優しくできない男はろくでなしなのだ、ろくでなしブルースなのだ、豆腐の角に頭をぶつければいいのだ。
北川悦吏子。
かつて一世を風靡したドラマ“あすなろ白書”や
“ロングバケーション”を書いた脚本家です。昔この人のエッセイに、こんな話がありました。
“とても優しい人と付き合ったことがあります”
北川さんは若かりし頃、付き合った男性に対して必ずする質問があった。
「わたしがもし夜道で強姦に襲われたらどうする?」
そう訊いて、男性から「犯人を探し出して、ひどいめに遭わせてやる」だとか、「ぶっ殺してやる」だとか、そんな期待通りの答えが返ってくると、北川さんは自分が恋人から大切に想われていると実感し、満足していた。
そしてある時、何人めかにこの質問をした彼からは、意外な答えが返ってきた。
例の如く「どうする?」と訊いた北川さんに彼はひとこと。
「…なぐさめる。」
北川さんはそれ以来、誰かにこの質問をしなくなったそうだ。
かく言うわたしも優しい人と付き合ったことがある。
というか有難いことに、優しい人としか付き合ったことがない、くらい。こう言ってしまうのも難だけれど、女性に母性があるように 男性は、女性に優しくするようにできている。
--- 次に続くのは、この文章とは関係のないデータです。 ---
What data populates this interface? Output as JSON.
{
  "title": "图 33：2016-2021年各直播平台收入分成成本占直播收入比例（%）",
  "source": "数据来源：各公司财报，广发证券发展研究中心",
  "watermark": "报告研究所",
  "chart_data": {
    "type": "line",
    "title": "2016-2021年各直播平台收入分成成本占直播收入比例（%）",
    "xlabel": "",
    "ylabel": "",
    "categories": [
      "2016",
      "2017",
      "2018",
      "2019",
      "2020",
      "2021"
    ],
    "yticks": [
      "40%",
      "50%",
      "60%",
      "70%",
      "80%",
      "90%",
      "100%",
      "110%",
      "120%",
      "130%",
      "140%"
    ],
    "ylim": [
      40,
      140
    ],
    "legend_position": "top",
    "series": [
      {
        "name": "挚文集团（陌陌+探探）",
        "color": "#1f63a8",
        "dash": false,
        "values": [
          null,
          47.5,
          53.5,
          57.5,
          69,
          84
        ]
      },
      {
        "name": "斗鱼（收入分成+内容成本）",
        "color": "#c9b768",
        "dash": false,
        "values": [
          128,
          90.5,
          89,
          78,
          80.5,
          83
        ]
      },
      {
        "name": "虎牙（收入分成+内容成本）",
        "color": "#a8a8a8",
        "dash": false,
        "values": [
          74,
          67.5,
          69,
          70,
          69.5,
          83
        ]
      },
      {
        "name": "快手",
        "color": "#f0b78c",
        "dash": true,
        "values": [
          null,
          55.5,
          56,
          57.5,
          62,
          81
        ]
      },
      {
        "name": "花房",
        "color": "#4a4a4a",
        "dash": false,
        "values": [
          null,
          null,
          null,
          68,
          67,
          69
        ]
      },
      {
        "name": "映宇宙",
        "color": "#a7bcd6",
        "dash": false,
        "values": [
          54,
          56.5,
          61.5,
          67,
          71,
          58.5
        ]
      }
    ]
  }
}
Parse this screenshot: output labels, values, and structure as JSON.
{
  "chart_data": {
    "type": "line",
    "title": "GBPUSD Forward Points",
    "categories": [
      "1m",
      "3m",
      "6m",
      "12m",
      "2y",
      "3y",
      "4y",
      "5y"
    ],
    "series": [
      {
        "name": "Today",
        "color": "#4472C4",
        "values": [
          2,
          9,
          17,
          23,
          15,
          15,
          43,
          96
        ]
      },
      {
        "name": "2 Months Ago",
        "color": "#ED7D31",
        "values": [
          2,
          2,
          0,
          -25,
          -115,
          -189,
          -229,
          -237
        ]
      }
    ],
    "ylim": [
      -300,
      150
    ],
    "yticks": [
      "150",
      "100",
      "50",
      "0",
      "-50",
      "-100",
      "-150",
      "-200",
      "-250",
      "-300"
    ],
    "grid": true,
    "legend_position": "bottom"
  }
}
小さいころから「女の子を泣かしたらいけません」と育てられ、潜在意識の中に「女の子には優しくするもの」とすり込まれているためか、ある一定ラインまでの優しさは皆持っているように思う。しかも人は好きな異性に対してなら尚更、優しくしようと努力しなくても自然と優しくなるものだ。
だから本当の意味で、女性に微塵の優しさも見せない男性がいるとしたら、そもそも女性が嫌いか、よっぽどのロクデナシか、どちらかだとすら思ってしまう。
でも思いやりは違う。思いやりは人のためでしかなくて、形にするのが難しい。だから努力で身に付けるのはたぶん難しい。
あるか、ないか。持って生まれたもののような気がする。あれば自然と滲み出てしまうもの。
北川さんの言うこの彼は、とても優しいのはもちろんの事、思いやりのある人、だったのだと思う。
犯人を探しに行って敵をとろうとする人は優しい。でもそこに「俺の女に何しやがる」という憎しみが少しでもあれば、それはすでに自分のためにしていることだ。
その間に一人で待つ彼女の気持ちを考えて、何よりも先に気遣えるのが思いやり。大事なのは、自分以外の誰かの身になれること。
たとえば誕生日には夜景の見えるレストラン、車のドアをさっと開けてくれたり、バッグを持ってくれたり、欲しいものをプレゼントしてくれたり、本当にそれらを幸せに感じる女の子はたくさんいるだろうし、そんなこともすてきなのかもしれない。けれどそれは、冷奴でいえば上に乗せた生姜や葱であって、肝心の豆腐の質には何の関係もない。あれば風味が増すかもしれない、でも本当に美味しい豆腐なら何も乗せなくても、豆腐の味そのものだけで、人を感動させられる。
こんなことを言っているわたしが、ホンモノの豆腐の味を判る味覚もなく味わう資格もない人間だったら最高にかっこ悪いので。
日々、努力する。自分が思いやりのある人間かどうかはわからないけど、努力で優しさがたくさんたくさん重なれば、それに似た何かにならないかな。
何よりも先に気遣ってもらえるには、それ相応にかけがえのない人でなくちゃいけないはずだし、そういう人でありたいと思う。
思いやったり思いやられたりして、生きていたい。
どんなに困難でくじけそうでも辛いものが辛くても八つ当たりしてはだめ、大人になるってそういうこと。
3連休の中日。(←ドラゴンズではない。)
夜に、チュ~ゥリップの恋模様~♪と歌いながら、トイレを磨いたり洗濯物を干したり小踊りしたりしていたら、妙にテンションがあがって、眠れなくなってしまった。
なんかおなかも空いたような気がする。
1日中家にいて、そういえばかっぱえびせんしか食べていない。 一人でいると、ついうっかりごはんを食べるのを忘れてしまう。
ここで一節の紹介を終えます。